[dancer-users] Advent 2015, medium-scale Dancer, part 6: Hot Code Reloading

Warren Young wyml at etr-usa.com
Tue Nov 10 22:23:40 GMT 2015

I intended to stop the series with 5 parts, but I just thought of another important topic that fits into the series: hot code reloading.

Hopefully, I’m done now.  I’ll be accepting comments for another few days, though, if someone wants to see some changes in these articles before they’re published.

Sawyer, to publish these, do I need to modify a fork of the Advent web site code, or will someone from the developer core publish them for me?  If the latter, I’ve made significant refinements to all of the articles since posting each to the list for comment.


Many other web frameworks have a hot code reloading feature: simply by changing a source file on disk, the new code in that file runs for each subsequent web hit that calls that code. This makes development quicker by reducing the reload time in the edit/reload/test/debug cycle.

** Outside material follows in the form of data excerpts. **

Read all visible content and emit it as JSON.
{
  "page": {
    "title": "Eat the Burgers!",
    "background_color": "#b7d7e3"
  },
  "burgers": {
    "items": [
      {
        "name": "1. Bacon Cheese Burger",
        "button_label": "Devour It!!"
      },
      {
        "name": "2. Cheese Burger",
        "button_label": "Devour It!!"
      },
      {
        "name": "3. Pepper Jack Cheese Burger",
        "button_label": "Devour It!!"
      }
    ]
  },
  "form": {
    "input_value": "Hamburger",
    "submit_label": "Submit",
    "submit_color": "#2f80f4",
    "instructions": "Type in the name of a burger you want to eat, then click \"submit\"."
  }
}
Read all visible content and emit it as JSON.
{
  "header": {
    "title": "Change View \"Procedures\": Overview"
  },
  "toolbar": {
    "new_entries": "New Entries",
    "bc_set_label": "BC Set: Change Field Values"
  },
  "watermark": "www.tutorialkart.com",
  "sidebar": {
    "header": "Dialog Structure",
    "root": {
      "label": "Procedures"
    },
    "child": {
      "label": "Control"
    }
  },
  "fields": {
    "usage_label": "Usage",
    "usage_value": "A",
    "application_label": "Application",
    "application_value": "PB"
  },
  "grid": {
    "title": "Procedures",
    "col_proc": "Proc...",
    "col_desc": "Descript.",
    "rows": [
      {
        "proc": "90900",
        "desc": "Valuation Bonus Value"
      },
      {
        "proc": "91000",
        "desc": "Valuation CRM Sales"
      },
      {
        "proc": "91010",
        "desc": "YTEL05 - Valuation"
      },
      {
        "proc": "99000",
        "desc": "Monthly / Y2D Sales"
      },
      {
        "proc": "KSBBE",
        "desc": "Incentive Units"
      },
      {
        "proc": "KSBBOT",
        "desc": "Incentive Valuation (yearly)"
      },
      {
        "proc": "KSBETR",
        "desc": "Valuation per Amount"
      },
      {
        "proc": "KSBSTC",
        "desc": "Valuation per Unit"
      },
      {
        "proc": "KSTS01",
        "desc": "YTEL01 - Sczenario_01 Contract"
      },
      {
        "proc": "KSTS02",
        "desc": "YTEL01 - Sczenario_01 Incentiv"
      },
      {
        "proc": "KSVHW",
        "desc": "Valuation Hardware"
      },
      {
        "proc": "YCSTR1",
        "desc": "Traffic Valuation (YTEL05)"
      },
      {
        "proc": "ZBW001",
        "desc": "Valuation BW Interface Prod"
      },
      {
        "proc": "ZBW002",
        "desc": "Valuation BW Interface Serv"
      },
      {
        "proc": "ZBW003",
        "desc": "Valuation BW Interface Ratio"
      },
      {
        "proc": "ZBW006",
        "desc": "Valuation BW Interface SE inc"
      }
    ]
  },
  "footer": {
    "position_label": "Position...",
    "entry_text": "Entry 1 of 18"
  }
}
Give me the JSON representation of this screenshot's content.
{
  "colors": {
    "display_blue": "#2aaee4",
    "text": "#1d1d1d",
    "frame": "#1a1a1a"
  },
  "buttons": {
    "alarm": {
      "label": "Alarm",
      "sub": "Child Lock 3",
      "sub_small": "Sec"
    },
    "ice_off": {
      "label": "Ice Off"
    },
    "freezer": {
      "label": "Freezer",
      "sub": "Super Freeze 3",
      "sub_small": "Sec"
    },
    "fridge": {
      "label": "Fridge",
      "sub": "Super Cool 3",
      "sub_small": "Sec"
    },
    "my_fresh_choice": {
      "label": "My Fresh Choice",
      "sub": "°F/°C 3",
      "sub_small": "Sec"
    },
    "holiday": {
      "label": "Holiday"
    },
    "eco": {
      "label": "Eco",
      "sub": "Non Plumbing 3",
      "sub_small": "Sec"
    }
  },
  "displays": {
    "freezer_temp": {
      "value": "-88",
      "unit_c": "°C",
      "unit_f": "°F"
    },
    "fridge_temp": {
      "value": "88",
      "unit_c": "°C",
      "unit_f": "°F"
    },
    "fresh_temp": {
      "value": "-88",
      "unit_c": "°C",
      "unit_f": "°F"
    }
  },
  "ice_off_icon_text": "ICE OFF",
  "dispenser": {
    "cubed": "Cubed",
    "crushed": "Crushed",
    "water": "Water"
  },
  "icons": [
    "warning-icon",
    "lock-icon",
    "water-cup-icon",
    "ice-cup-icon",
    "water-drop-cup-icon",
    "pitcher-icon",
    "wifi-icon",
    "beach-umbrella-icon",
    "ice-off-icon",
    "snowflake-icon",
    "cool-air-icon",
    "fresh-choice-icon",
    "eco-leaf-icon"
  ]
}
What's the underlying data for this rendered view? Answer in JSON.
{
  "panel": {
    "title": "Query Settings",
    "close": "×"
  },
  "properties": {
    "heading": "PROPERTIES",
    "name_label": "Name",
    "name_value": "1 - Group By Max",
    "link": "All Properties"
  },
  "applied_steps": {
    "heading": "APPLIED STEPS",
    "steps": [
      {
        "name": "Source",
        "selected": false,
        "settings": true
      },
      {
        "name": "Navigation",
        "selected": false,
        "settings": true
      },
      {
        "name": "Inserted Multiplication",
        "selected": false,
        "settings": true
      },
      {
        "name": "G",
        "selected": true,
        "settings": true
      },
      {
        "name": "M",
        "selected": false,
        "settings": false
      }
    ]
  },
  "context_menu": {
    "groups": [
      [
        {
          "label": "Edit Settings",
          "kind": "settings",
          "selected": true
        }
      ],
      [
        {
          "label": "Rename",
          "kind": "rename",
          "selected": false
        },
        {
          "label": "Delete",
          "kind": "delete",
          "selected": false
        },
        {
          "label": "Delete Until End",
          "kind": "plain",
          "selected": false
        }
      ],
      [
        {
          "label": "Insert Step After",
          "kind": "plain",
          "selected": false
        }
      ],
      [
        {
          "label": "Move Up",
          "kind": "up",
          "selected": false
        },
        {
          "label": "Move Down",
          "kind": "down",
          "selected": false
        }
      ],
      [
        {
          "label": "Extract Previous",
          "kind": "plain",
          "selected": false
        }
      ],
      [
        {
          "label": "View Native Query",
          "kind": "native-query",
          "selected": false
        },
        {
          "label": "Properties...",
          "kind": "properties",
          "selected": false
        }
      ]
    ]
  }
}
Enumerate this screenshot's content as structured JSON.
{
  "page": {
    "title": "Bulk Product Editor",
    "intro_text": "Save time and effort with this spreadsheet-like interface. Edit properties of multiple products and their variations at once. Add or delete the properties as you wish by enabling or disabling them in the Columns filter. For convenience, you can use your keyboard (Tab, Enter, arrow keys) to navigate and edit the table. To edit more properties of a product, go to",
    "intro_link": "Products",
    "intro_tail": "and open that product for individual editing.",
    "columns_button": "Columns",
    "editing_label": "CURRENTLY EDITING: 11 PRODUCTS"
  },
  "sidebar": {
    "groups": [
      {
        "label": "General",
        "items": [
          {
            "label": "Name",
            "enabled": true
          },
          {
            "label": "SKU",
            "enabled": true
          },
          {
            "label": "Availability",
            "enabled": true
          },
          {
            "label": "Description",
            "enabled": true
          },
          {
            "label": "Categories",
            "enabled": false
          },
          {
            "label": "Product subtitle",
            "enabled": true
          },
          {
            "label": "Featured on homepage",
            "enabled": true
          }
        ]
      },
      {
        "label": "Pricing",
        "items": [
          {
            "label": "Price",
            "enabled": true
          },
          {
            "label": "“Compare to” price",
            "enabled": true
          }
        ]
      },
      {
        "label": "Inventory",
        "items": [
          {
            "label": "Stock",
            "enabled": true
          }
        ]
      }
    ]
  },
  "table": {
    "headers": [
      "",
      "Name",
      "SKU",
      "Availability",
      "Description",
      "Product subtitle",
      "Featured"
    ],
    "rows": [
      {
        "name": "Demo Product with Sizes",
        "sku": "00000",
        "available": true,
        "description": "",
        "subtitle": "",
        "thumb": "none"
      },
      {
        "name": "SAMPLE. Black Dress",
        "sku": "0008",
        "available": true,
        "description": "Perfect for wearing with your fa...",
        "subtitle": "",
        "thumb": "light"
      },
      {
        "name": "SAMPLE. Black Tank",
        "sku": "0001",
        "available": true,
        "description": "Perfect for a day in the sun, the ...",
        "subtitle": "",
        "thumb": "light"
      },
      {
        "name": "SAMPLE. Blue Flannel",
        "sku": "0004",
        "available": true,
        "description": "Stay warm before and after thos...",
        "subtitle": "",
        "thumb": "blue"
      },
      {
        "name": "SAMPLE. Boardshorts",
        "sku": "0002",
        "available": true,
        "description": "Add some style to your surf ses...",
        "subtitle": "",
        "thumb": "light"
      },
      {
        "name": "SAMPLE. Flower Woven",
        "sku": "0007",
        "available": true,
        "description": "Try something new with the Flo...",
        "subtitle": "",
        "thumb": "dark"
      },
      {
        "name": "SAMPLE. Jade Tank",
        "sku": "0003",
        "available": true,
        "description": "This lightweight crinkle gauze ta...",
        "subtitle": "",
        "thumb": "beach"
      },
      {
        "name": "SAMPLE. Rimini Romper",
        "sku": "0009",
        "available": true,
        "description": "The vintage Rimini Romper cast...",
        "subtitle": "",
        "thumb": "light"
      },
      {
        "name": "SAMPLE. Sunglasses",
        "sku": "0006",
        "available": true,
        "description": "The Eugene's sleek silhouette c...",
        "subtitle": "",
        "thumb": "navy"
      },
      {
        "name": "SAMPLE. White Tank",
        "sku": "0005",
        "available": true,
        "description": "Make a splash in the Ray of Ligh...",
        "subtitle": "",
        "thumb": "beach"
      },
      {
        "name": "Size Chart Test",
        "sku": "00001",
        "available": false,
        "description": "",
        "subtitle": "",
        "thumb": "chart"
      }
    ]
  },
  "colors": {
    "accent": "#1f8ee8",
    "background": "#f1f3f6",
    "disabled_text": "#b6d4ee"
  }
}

Dancer does not include this feature out of the box, but the power of Perl makes it fairly easy to add to your app.

There are, in fact, numerous CPAN modules to do this already, such as `Module::Reload`, but it turns out that rolling your own can provide some serious benefits. There are details you want to take care of manually during the reloading process which rule out the canned solutions.

Consider this Dancer-aware reloader based on Hack 30 in [Perl Hacks](http://shop.oreilly.com/product/9780596526740.do):

    package App::Reloader;
    use Dancer2 appname => 'App';

    my $g_last_reload_check_time = 0;
    my %g_module_times;

    INIT {
        while (my ($module, $path) = each %INC) {
            $g_module_times{$module} = -M $path;

    sub reload {
        my ($min_delta) = @_;
        my $now = time;
        return if ($now - $g_last_reload_check_time) < $min_delta;
        $g_last_reload_check_time = $now;

        while (my ($module, $time) = each %g_module_times) {
            my $mt = -M $INC{$module};
            next if $mt == $time;
            next if $module eq 'App/Const.pm';      # can't redefine constants
            next if $module eq 'App/Reloader.pm';   # self-reload breaks things

            delete $INC{$module};
            eval {
                # Suppress complaints about sub redefinition
                no warnings 'redefine';  
                local $SIG{__WARN__} = sub {};

                # Reload the module, unloaded above
                require $module;
                debug "Reloaded changed module $module.";

                # Only mark it updated if that didn't throw an exception.
                $g_module_times{$module} = $mt;
            error "Reloading changed module $module: $@!" if $@;


You also need to merge the following into the module containing your Dancer hooks, `lib/App.pm` by default:

    use App::Reloader;
    use Readonly;
    Readonly::Scalar my $min_reload_check_time =>
        (config->{environment} eq 'development' ? 1 : 15);
    hook before => sub {
        # do checks that cause an immediate client rejection first

        # now we can do other stuff that requires up-to-date modules

This mechanism gives us a number of features you don't get from the canned solutions:


We can use Dancer's logging mechanism to report what the reloader is doing.

Third-party loaders are typically either silent, which makes debugging more difficult, or they use the `STDOUT` or `STDERR` streams. Using `STDOUT` with Dancer is a serious problem, since that ends up injecting the message into the rendered route output, which typically breaks its client-side handling. Using `STDERR` isn't much better, since your Dancer app typically runs in the background; unless you redirect the app's `STDERR` to a second log file, you won't see these complaints.


Our custom reloader needn't check for reloadable modules on every web hit. Chances are, the code we loaded from the modules on disk for the last hit are still good. The example above checks at most once a second in development mode, and once every 15 seconds in production. You can adjust the timing to suit your purposes.

`Module::Reload` exposes a `check()` function similar to `reload()` above, so you could wrap it in your own timing logic, but I've moved that internal to the reloader, so you only need to pass in the time constant.
Other reloaders add a constant burden to the system, so they're recommended only for development. While reloaders are exceedingly useful during development, it's also nice to be able to do an app upgrade in production without restarting the app. We therefore want a reloader that we aren't reluctant to run full-time.

**Easy Exclusions**

In the first article in this series, I proposed that you might want an `App::Const` module for holding app-wide constants. If you use the CPAN module `Readonly`, demonstrated above, you will find that you get an error from Perl about redefining constants if you let `App::Reloader` reload that file. We need to make the reloader aware of this.

Generic reloaders typically won't cope with cases like this, or they expose a somewhat clumsy API for customizing the set of modules it monitors. It's simpler to just add an exclusion rule to this file when you come across a module that can't be reloaded for one reason or another.

This is a good reason for having an app-wide "constants" module, by the way: by aggregating all of the constants into a single location, we cause only that one module to be un-reloadble. If you scatter `Readonly` calls throughout your other modules instead, they'll be un-reloadable, too.